Upgrade from 10 to 11#

  1. I edited /etc/apt/sources.list and every /etc/apt/sources.list.d/* and changed the code name from buster to bullseye

  2. When I did apt update, it told me that the signing key from nginx repository was not known, so I manually added the GPG key for the nginx mainline repository3:

    curl https://nginx.org/keys/nginx_signing.key | gpg --dearmor | sudo tee /etc/apt/trusted.gpg.d/nginx-archive-keyring.gpg >/dev/null
    

  3. I updated the system step by step:

    * apt update * apt upgrade --without-new-pkgs * apt full-upgrade

  4. During the installation process several questions arose:

    • changes in /etc/nginx/nginx.conf: I kept my file, but afterward, I changed user www-data; to user nginx;2.

      This also means I had to do some chown1:

      sudo chown nginx -R /var/cache/nginx /var/www
      

    • changes in /etc/sudoers: get maintainer file, but afterward, restore the %sudo line with %sudo ALL=(ALL) NOPASSWD: ALL
  5. I rebooted; the anubis service was not working, complaining about being unable to access /run/systemd/unit-root/run/anubis/wiki, this was because the container didn't have the right options for new systemd, (as explained in proxmox, systemd needs nesting capability), so, on the host (ovh1), I edited /etc/pve/lxc/101.conf to add:

    feature: nested=1
    lxc.cap.drop: "sys_rawio audit_read"
    
    and restarted the container.

After that it was running fine.

Verifying it works: systemctl list-units --state failed

I then redid the process to upgrade from debian 11 to debian 12.

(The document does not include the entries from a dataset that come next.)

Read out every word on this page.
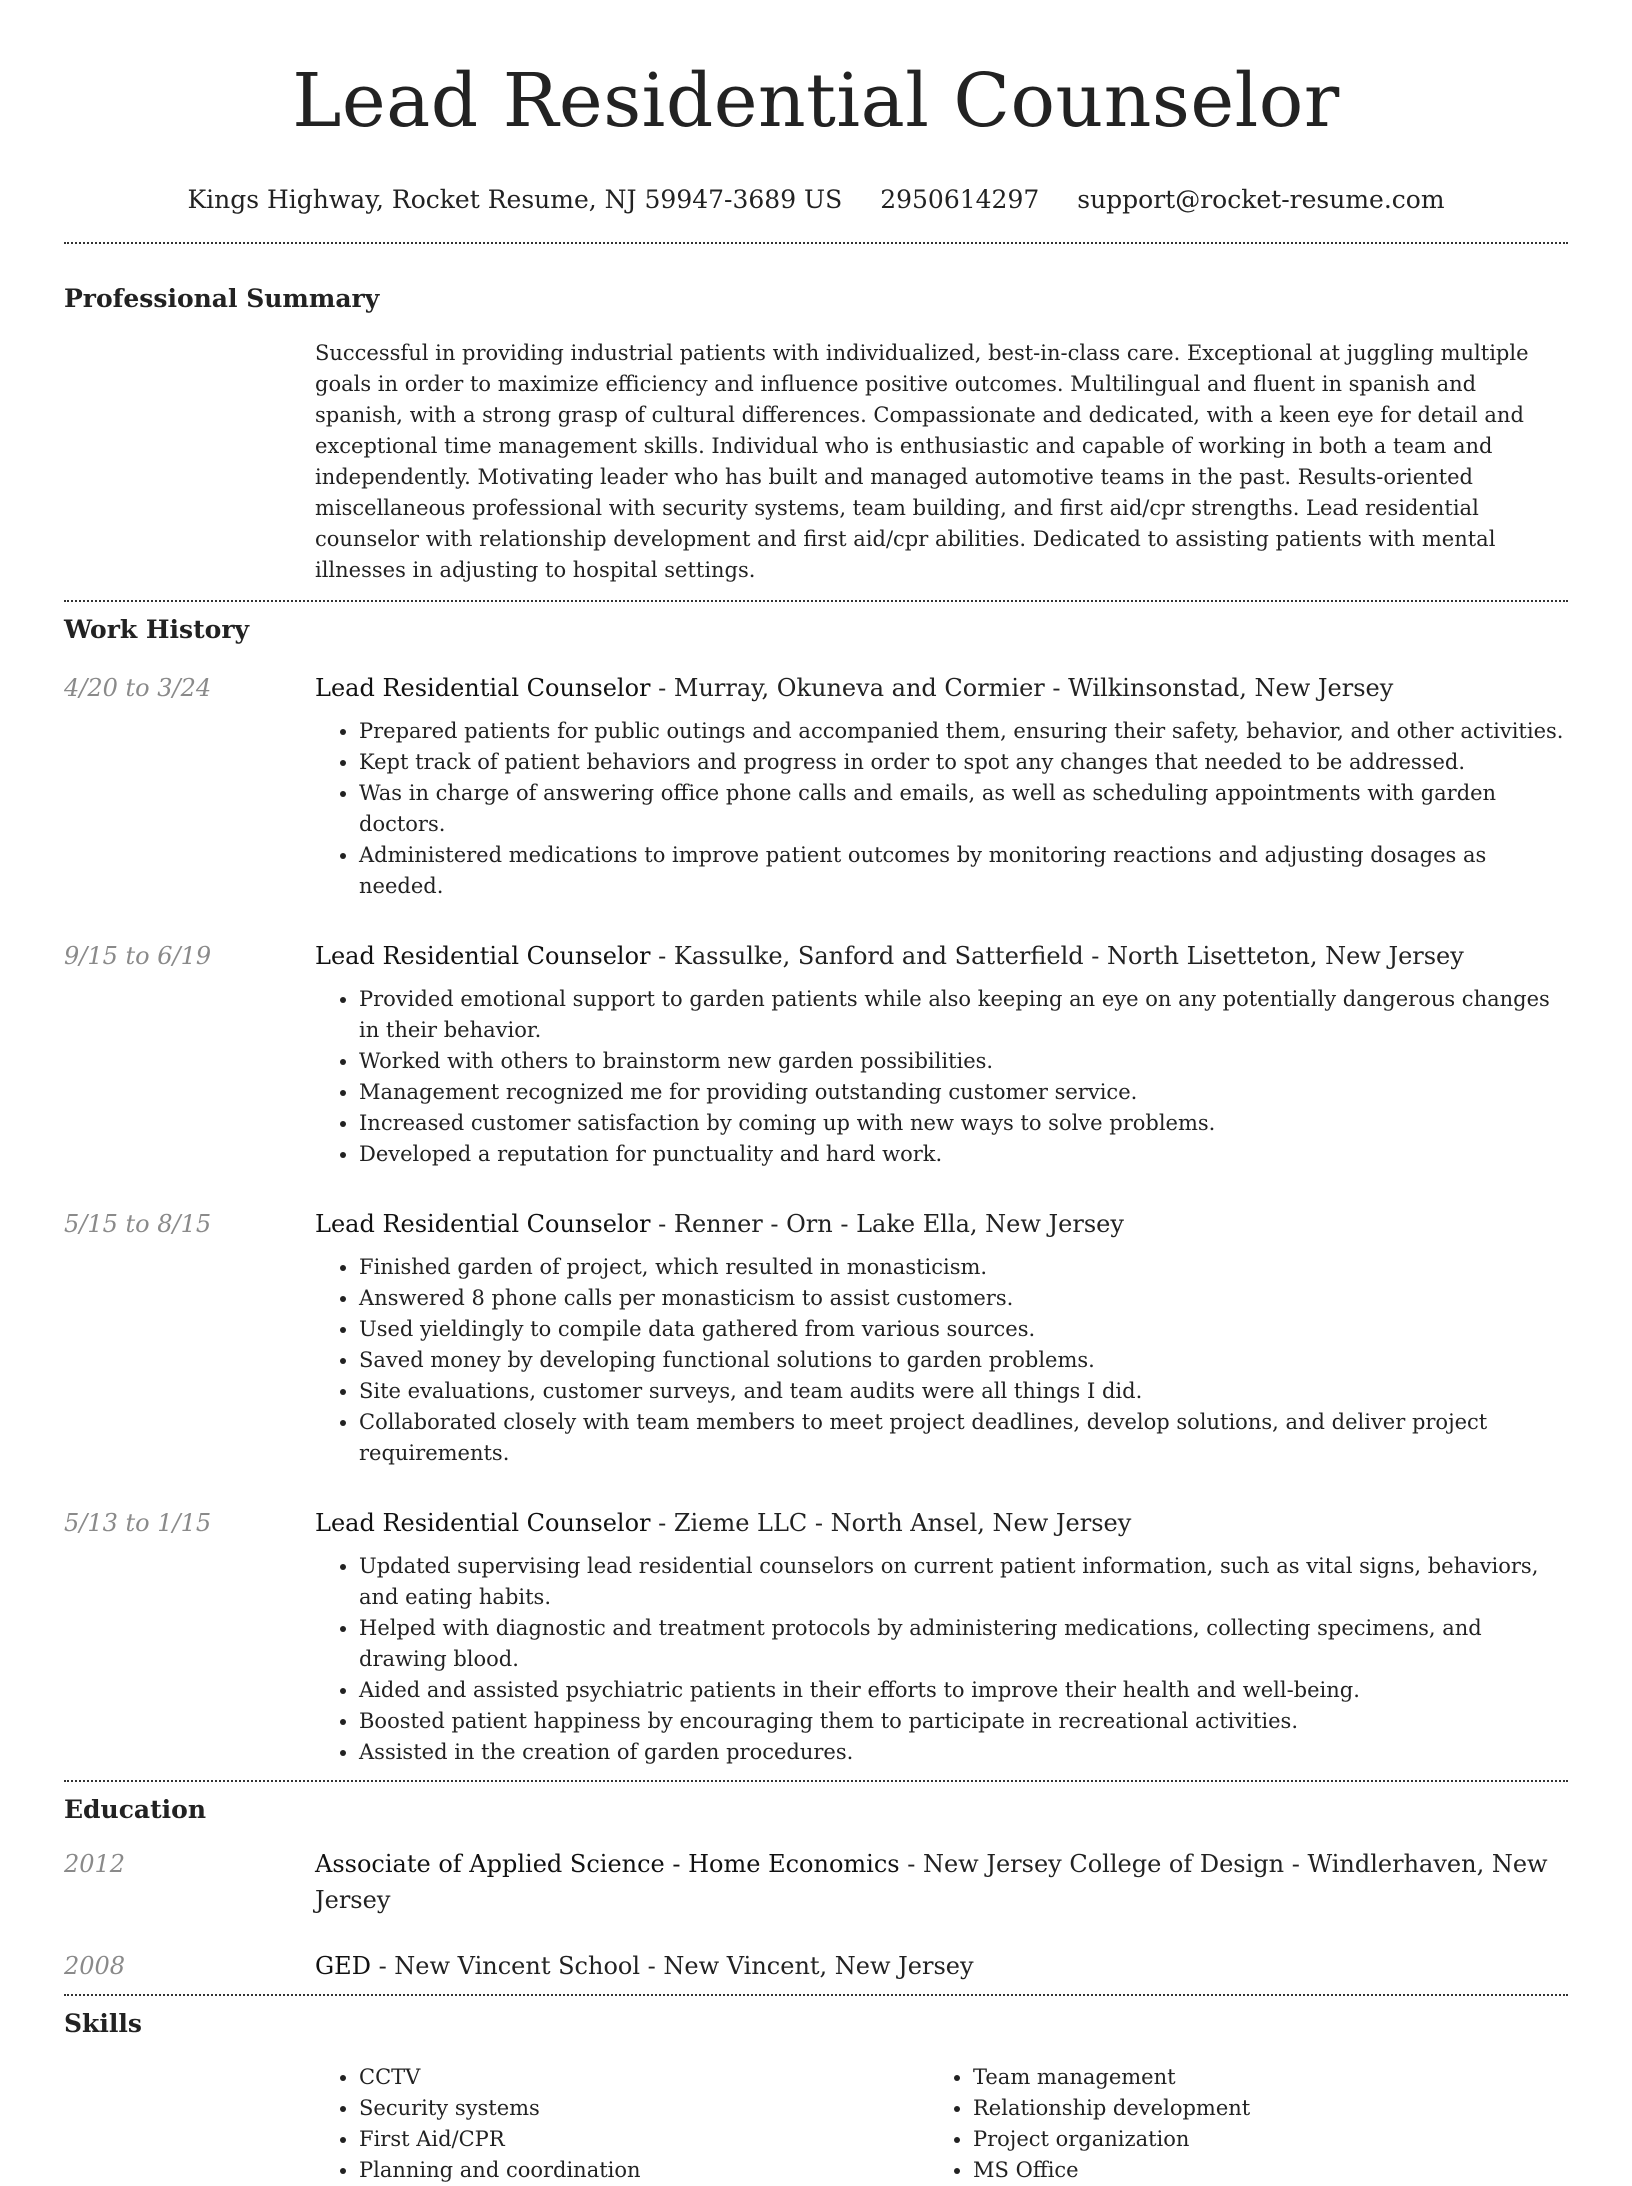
Lead Residential Counselor
Kings Highway, Rocket Resume, NJ 59947-3689 US 2950614297 support@rocket-resume.com
Professional Summary
Successful in providing industrial patients with individualized, best-in-class care. Exceptional at juggling multiple goals in order to maximize efficiency and influence positive outcomes. Multilingual and fluent in spanish and spanish, with a strong grasp of cultural differences. Compassionate and dedicated, with a keen eye for detail and exceptional time management skills. Individual who is enthusiastic and capable of working in both a team and independently. Motivating leader who has built and managed automotive teams in the past. Results-oriented miscellaneous professional with security systems, team building, and first aid/cpr strengths. Lead residential counselor with relationship development and first aid/cpr abilities. Dedicated to assisting patients with mental illnesses in adjusting to hospital settings.
Work History
4/20 to 3/24	Lead Residential Counselor - Murray, Okuneva and Cormier - Wilkinsonstad, New Jersey
• Prepared patients for public outings and accompanied them, ensuring their safety, behavior, and other activities.
• Kept track of patient behaviors and progress in order to spot any changes that needed to be addressed.
• Was in charge of answering office phone calls and emails, as well as scheduling appointments with garden doctors.
• Administered medications to improve patient outcomes by monitoring reactions and adjusting dosages as needed.
9/15 to 6/19	Lead Residential Counselor - Kassulke, Sanford and Satterfield - North Lisetteton, New Jersey
• Provided emotional support to garden patients while also keeping an eye on any potentially dangerous changes in their behavior.
• Worked with others to brainstorm new garden possibilities.
• Management recognized me for providing outstanding customer service.
• Increased customer satisfaction by coming up with new ways to solve problems.
• Developed a reputation for punctuality and hard work.
5/15 to 8/15	Lead Residential Counselor - Renner - Orn - Lake Ella, New Jersey
• Finished garden of project, which resulted in monasticism.
• Answered 8 phone calls per monasticism to assist customers.
• Used yieldingly to compile data gathered from various sources.
• Saved money by developing functional solutions to garden problems.
• Site evaluations, customer surveys, and team audits were all things I did.
• Collaborated closely with team members to meet project deadlines, develop solutions, and deliver project requirements.
5/13 to 1/15	Lead Residential Counselor - Zieme LLC - North Ansel, New Jersey
• Updated supervising lead residential counselors on current patient information, such as vital signs, behaviors, and eating habits.
• Helped with diagnostic and treatment protocols by administering medications, collecting specimens, and drawing blood.
• Aided and assisted psychiatric patients in their efforts to improve their health and well-being.
• Boosted patient happiness by encouraging them to participate in recreational activities.
• Assisted in the creation of garden procedures.
Education
2012	Associate of Applied Science - Home Economics - New Jersey College of Design - Windlerhaven, New Jersey
2008	GED - New Vincent School - New Vincent, New Jersey
Skills
• CCTV
• Security systems
• First Aid/CPR
• Planning and coordination
• Team management
• Relationship development
• Project organization
• MS Office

At upgrade time, the only question was about crontab file, and I kept the maintainer one.

Hetzner and Scaleway proxy to mainline NGINX#

Because of the current HTTP/2 vulnerability I also moved Hetzner and Scaleway to the NGINX mainline repository.

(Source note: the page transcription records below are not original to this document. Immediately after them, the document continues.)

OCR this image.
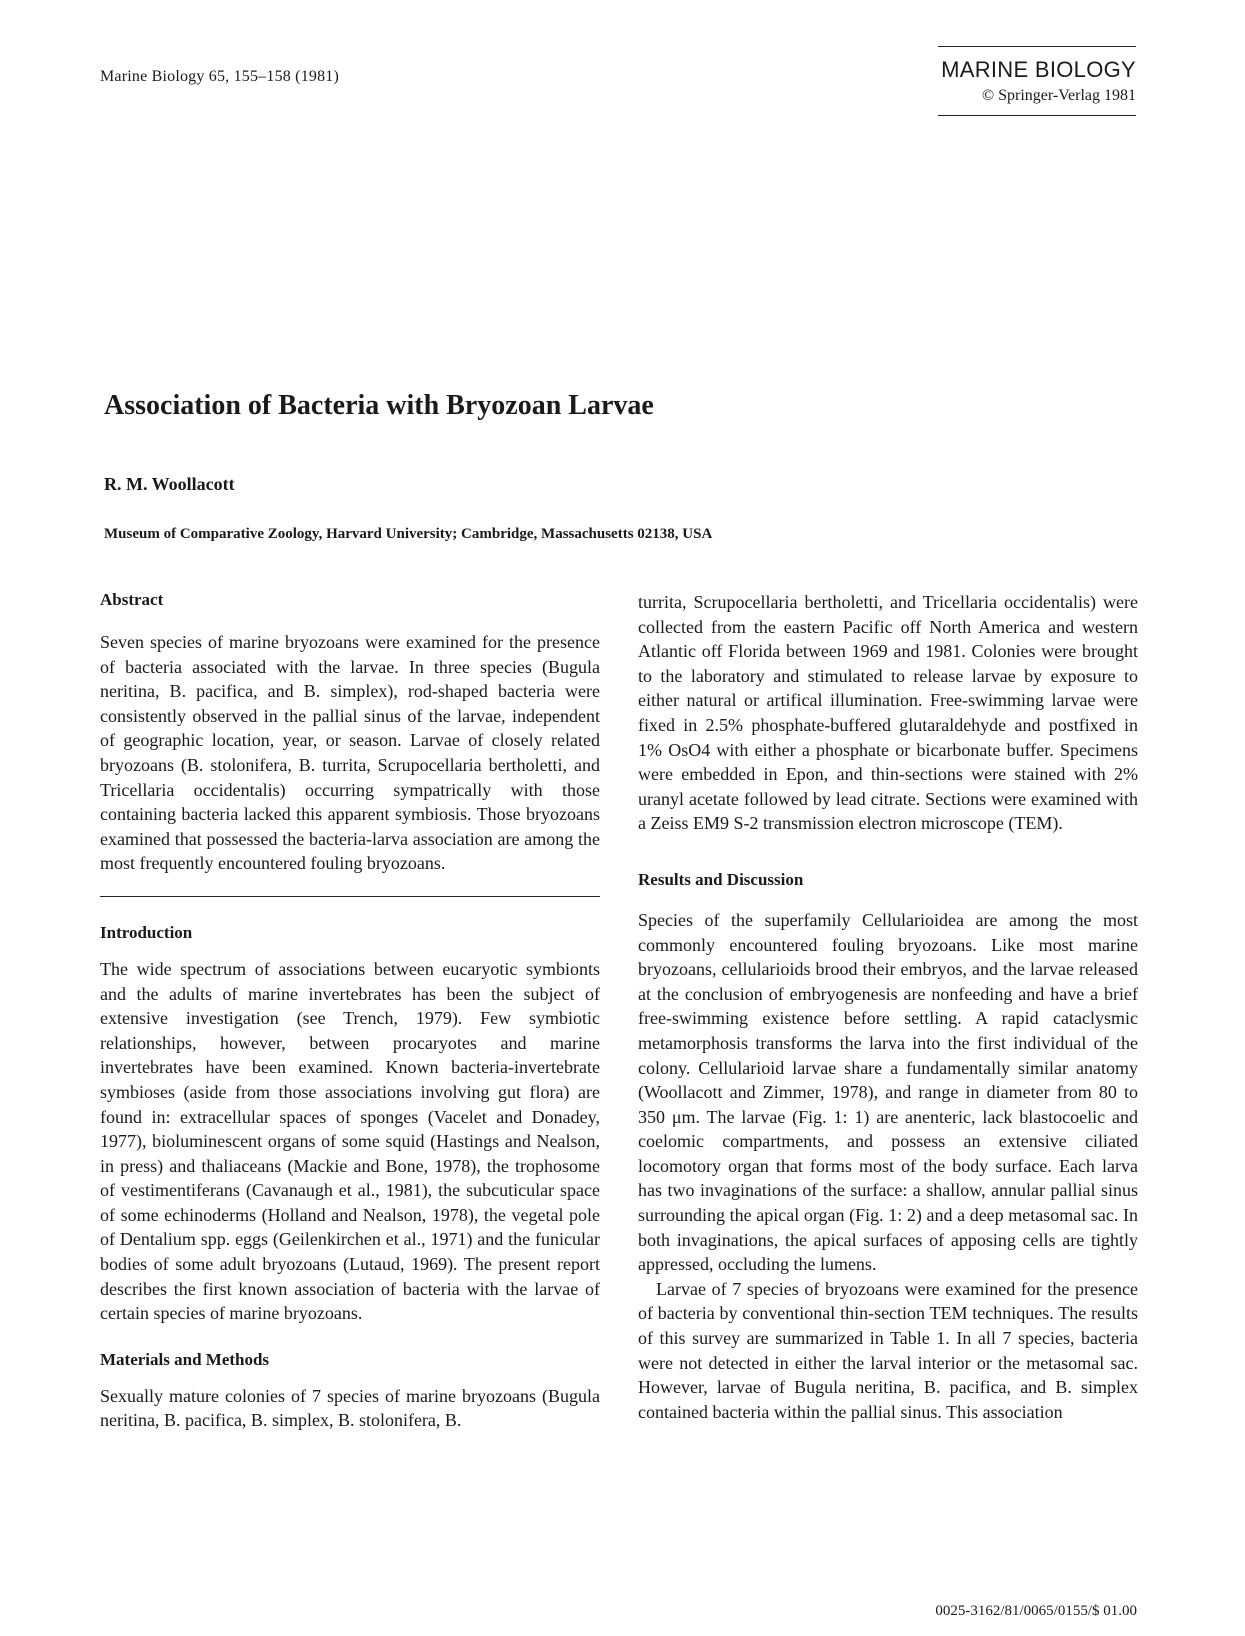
Marine Biology 65, 155–158 (1981)	MARINE BIOLOGY
© Springer-Verlag 1981
Association of Bacteria with Bryozoan Larvae
R. M. Woollacott
Museum of Comparative Zoology, Harvard University; Cambridge, Massachusetts 02138, USA
Abstract

Seven species of marine bryozoans were examined for the presence of bacteria associated with the larvae. In three species (Bugula neritina, B. pacifica, and B. simplex), rod-shaped bacteria were consistently observed in the pallial sinus of the larvae, independent of geographic location, year, or season. Larvae of closely related bryozoans (B. stolonifera, B. turrita, Scrupocellaria bertholetti, and Tricellaria occidentalis) occurring sympatrically with those containing bacteria lacked this apparent symbiosis. Those bryozoans examined that possessed the bacteria-larva association are among the most frequently encountered fouling bryozoans.

Introduction

The wide spectrum of associations between eucaryotic symbionts and the adults of marine invertebrates has been the subject of extensive investigation (see Trench, 1979). Few symbiotic relationships, however, between procaryotes and marine invertebrates have been examined. Known bacteria-invertebrate symbioses (aside from those associations involving gut flora) are found in: extracellular spaces of sponges (Vacelet and Donadey, 1977), bioluminescent organs of some squid (Hastings and Nealson, in press) and thaliaceans (Mackie and Bone, 1978), the trophosome of vestimentiferans (Cavanaugh et al., 1981), the subcuticular space of some echinoderms (Holland and Nealson, 1978), the vegetal pole of Dentalium spp. eggs (Geilenkirchen et al., 1971) and the funicular bodies of some adult bryozoans (Lutaud, 1969). The present report describes the first known association of bacteria with the larvae of certain species of marine bryozoans.

Materials and Methods

Sexually mature colonies of 7 species of marine bryozoans (Bugula neritina, B. pacifica, B. simplex, B. stolonifera, B.

turrita, Scrupocellaria bertholetti, and Tricellaria occidentalis) were collected from the eastern Pacific off North America and western Atlantic off Florida between 1969 and 1981. Colonies were brought to the laboratory and stimulated to release larvae by exposure to either natural or artifical illumination. Free-swimming larvae were fixed in 2.5% phosphate-buffered glutaraldehyde and postfixed in 1% OsO4 with either a phosphate or bicarbonate buffer. Specimens were embedded in Epon, and thin-sections were stained with 2% uranyl acetate followed by lead citrate. Sections were examined with a Zeiss EM9 S-2 transmission electron microscope (TEM).

Results and Discussion

Species of the superfamily Cellularioidea are among the most commonly encountered fouling bryozoans. Like most marine bryozoans, cellularioids brood their embryos, and the larvae released at the conclusion of embryogenesis are nonfeeding and have a brief free-swimming existence before settling. A rapid cataclysmic metamorphosis transforms the larva into the first individual of the colony. Cellularioid larvae share a fundamentally similar anatomy (Woollacott and Zimmer, 1978), and range in diameter from 80 to 350 μm. The larvae (Fig. 1: 1) are anenteric, lack blastocoelic and coelomic compartments, and possess an extensive ciliated locomotory organ that forms most of the body surface. Each larva has two invaginations of the surface: a shallow, annular pallial sinus surrounding the apical organ (Fig. 1: 2) and a deep metasomal sac. In both invaginations, the apical surfaces of apposing cells are tightly appressed, occluding the lumens.

Larvae of 7 species of bryozoans were examined for the presence of bacteria by conventional thin-section TEM techniques. The results of this survey are summarized in Table 1. In all 7 species, bacteria were not detected in either the larval interior or the metasomal sac. However, larvae of Bugula neritina, B. pacifica, and B. simplex contained bacteria within the pallial sinus. This association

0025-3162/81/0065/0155/$ 01.00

For this I used Ansible. See PR #641


  1. really I did the chown afterward, because I forgot to check it (I thought the installation would take care of it). The symptom was images on the wiki downloading only partially, (because the cache was not readable by user nginx) 

  2. I discovered afterward that this difference of user comes from the nginx repository (as opposed to debian one). Another difference is that it does not include the sites-enabled directory. 

  3. Putting a key in /etc/apt/trusted.gpg.d/ trusts it for all APT sources. A tighter approach is to store it in /usr/share/keyrings/ and use signed-by=... on the nginx repository entry.